Post date: May 2, 2002 -- 1 p.m.
Harvard Law School Professors Steven Shavell and Anne-Marie Slaughter were among five professors elected fellows in the field of law by the American Academy of Arts and Science. Fellows are nominated and elected for the lifetime appointment by members of their academic discipline--in this case, social sciences. The Academy will welcome this year's new fellows and foreign honorary members at the annual induction ceremony October.
"The Academy is pleased to welcome these outstanding and influential individuals to the nation's most illustrious learned society," said Academy President Patricia Meyer Spacks in a press release announcing the selections. "Election to the American Academy is the result of a highly competitive process that recognizes those who have made preeminent contributions to all scholarly fields and professions."
Shavell, the director of the Law School's John M. Olin Center for Law, Economics, and Business, was appointed to the faculty in 1980. In 2000, he was named the Samuel R. Rosenthal Professor of Law. He has an undergraduate degree from the University of Michigan, and holds a Ph.D. from the Massachusetts Institute of Technology. Shavell currently serves as the president of the American Law and Economics Association.
Slaughter, the director of the Law School's Graduate and International Legal Studies program, has a master and doctorate degree in philosophy from Oxford University and a law degree from Harvard Law School. A member of the Harvard Law School faculty since 1994, Slaughter was recently elected president of the American Society of International Law.

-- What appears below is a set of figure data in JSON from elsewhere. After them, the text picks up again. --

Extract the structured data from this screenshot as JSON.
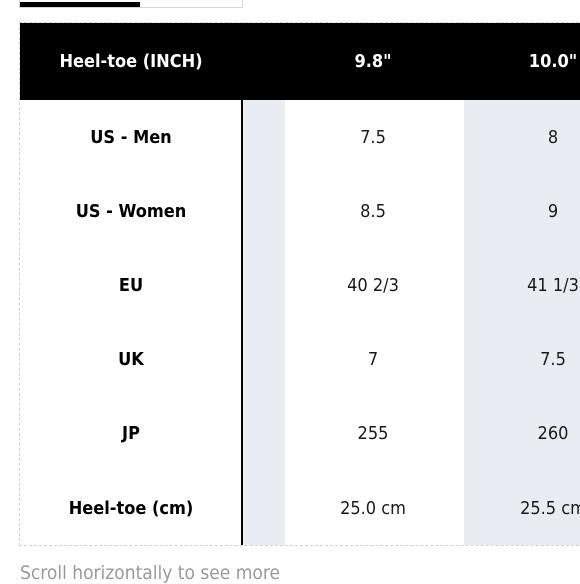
{
  "tabs": {
    "active_color": "#000000",
    "border_color": "#d6d6d6"
  },
  "table": {
    "header_label": "Heel-toe (INCH)",
    "columns": [
      "9.8\"",
      "10.0\""
    ],
    "rows": [
      {
        "label": "US - Men",
        "values": [
          "7.5",
          "8"
        ]
      },
      {
        "label": "US - Women",
        "values": [
          "8.5",
          "9"
        ]
      },
      {
        "label": "EU",
        "values": [
          "40 2/3",
          "41 1/3"
        ]
      },
      {
        "label": "UK",
        "values": [
          "7",
          "7.5"
        ]
      },
      {
        "label": "JP",
        "values": [
          "255",
          "260"
        ]
      },
      {
        "label": "Heel-toe (cm)",
        "values": [
          "25.0 cm",
          "25.5 cm"
        ]
      }
    ],
    "colors": {
      "header_bg": "#000000",
      "header_text": "#ffffff",
      "stripe": "#e9edf1"
    }
  },
  "hint_text": "Scroll horizontally to see more"
}
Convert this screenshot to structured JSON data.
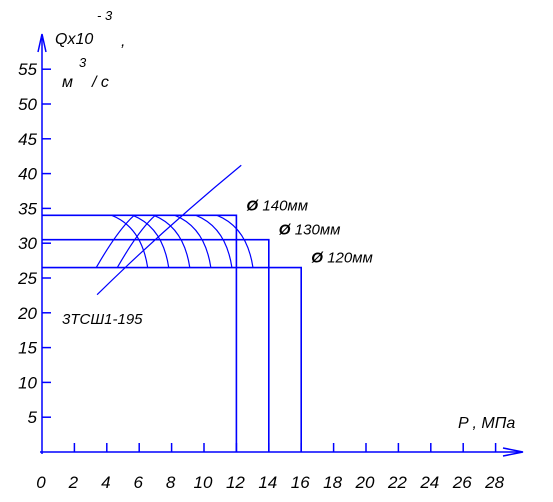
{
  "chart_data": {
    "type": "line",
    "title": "",
    "ylabel": {
      "main": "Qx10",
      "exp": "- 3",
      "comma": ",",
      "unit_m": "м",
      "unit_exp": "3",
      "unit_rest": "/ с"
    },
    "xlabel": "P , МПа",
    "xlim": [
      0,
      29
    ],
    "ylim": [
      0,
      58
    ],
    "x_ticks": [
      0,
      2,
      4,
      6,
      8,
      10,
      12,
      14,
      16,
      18,
      20,
      22,
      24,
      26,
      28
    ],
    "y_ticks": [
      5,
      10,
      15,
      20,
      25,
      30,
      35,
      40,
      45,
      50,
      55
    ],
    "grid": false,
    "series": [
      {
        "name": "140мм",
        "label_prefix": "Ø",
        "label": "140мм",
        "flow": 34.0,
        "pressure": 12.0
      },
      {
        "name": "130мм",
        "label_prefix": "Ø",
        "label": "130мм",
        "flow": 30.5,
        "pressure": 14.0
      },
      {
        "name": "120мм",
        "label_prefix": "Ø",
        "label": "120мм",
        "flow": 26.5,
        "pressure": 16.0
      }
    ],
    "annotation": "3ТСШ1-195",
    "colors": {
      "lines": "#0000ff",
      "text": "#000000"
    }
  }
}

The American Academy of Arts and Science was founded in 1780 to "advance the interest, honor, dignity, and happiness of a free, independent, and virtuous people." Previous Fellows and Foreign Honorary Members include George Washington and Ben Franklin in the eighteenth century, Daniel Webster and Ralph Waldo Emerson in the nineteenth, and Albert Einstein and Winston Churchill in the twentieth. The current membership includes more than 150 Nobel laureates and 50 Pulitzer Prize winners. Drawing on the wide-ranging expertise of its membership, the American Academy conducts thoughtful, innovative, non-partisan studies on international security, social policy, education, and the humanities.
Shavell and Slaughter join 15 other Harvard Law School faculty members previously inducted into the American Academy of Arts and Sciences.